Stopping AI is easier than Regulating it.
David Krueger's viral essay claims an international treaty to dismantle compute supply chains is the most effective path.
In a provocative essay going viral on LessWrong, AI researcher David Krueger makes the counterintuitive argument that completely halting advanced AI development is a more practical and effective risk mitigation strategy than attempting to regulate how AI is built and used. Krueger, formerly known as 'capybaralet,' specifically proposes an international treaty aimed at 'Systematically Dismantling the AI Compute Supply Chain.' He sets aside political feasibility to argue that, on technical and incentive grounds, a total stop is the clearest way to reduce existential risks to an acceptable level.
The central challenge, according to Krueger, is international competition—primarily between the US and China—which drives a dangerous race. He asserts that any regulatory framework allowing continued development is doomed by insurmountable monitoring problems. How can anyone verify that a significant fraction of the world's computing power isn't being used for unauthorized, risky AI projects?
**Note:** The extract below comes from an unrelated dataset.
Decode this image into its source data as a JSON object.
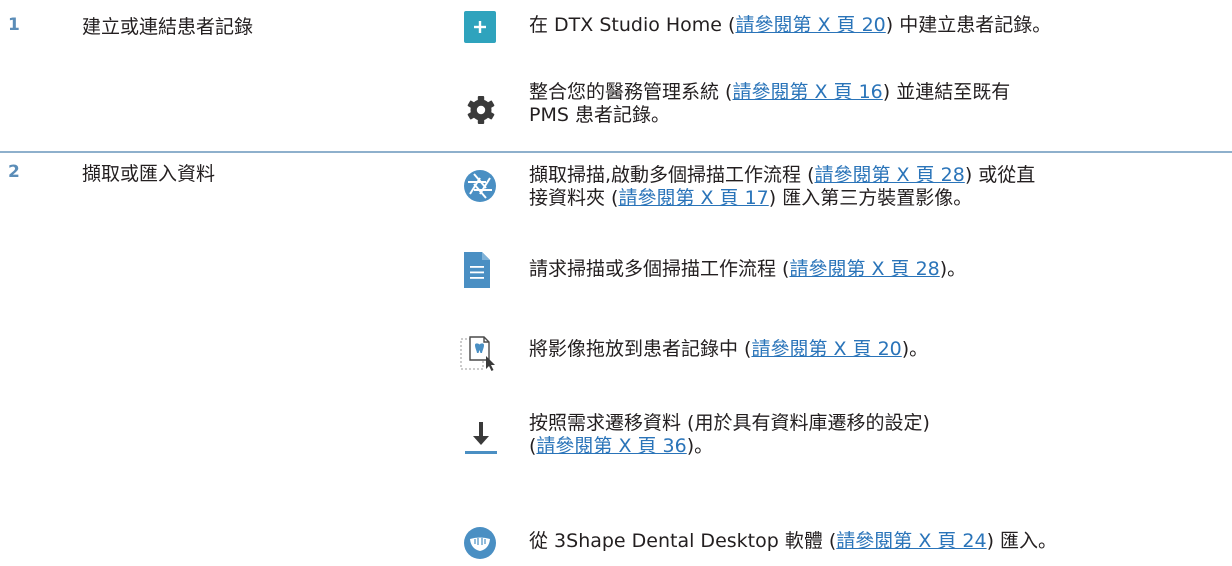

Tracking every advanced chip, preventing secret factories, and managing incidents like 'missing' shipments would create constant tension and a high risk of enforcement failures that could escalate into conflict.
Krueger contrasts this with the relative simplicity of a stop. If the goal of safety testing is to prevent the deployment of unsafe systems, he questions why proponents are so confident these tests will be passed. He concludes that governance models attempting to control a technology that could grant a single entity vast power are inherently unstable. The essay challenges the mainstream AI policy discourse, suggesting that the most direct path to safety is to turn off the tap at the source—the hardware supply chain—rather than trying to manage the flow.
- Proposes an international treaty to 'Systematically Dismantle the AI Compute Supply Chain' as the most effective safety measure.
- Argues monitoring compliance for regulated development is nearly impossible due to untrackable chips and secret factories.
- Identifies US-China competition as the key barrier to cooperation, making a clean stop the only stable solution.
Why It Matters
Challenges core assumptions in AI policy, advocating for a hardware-focused, prohibitionist approach over complex governance of software and use.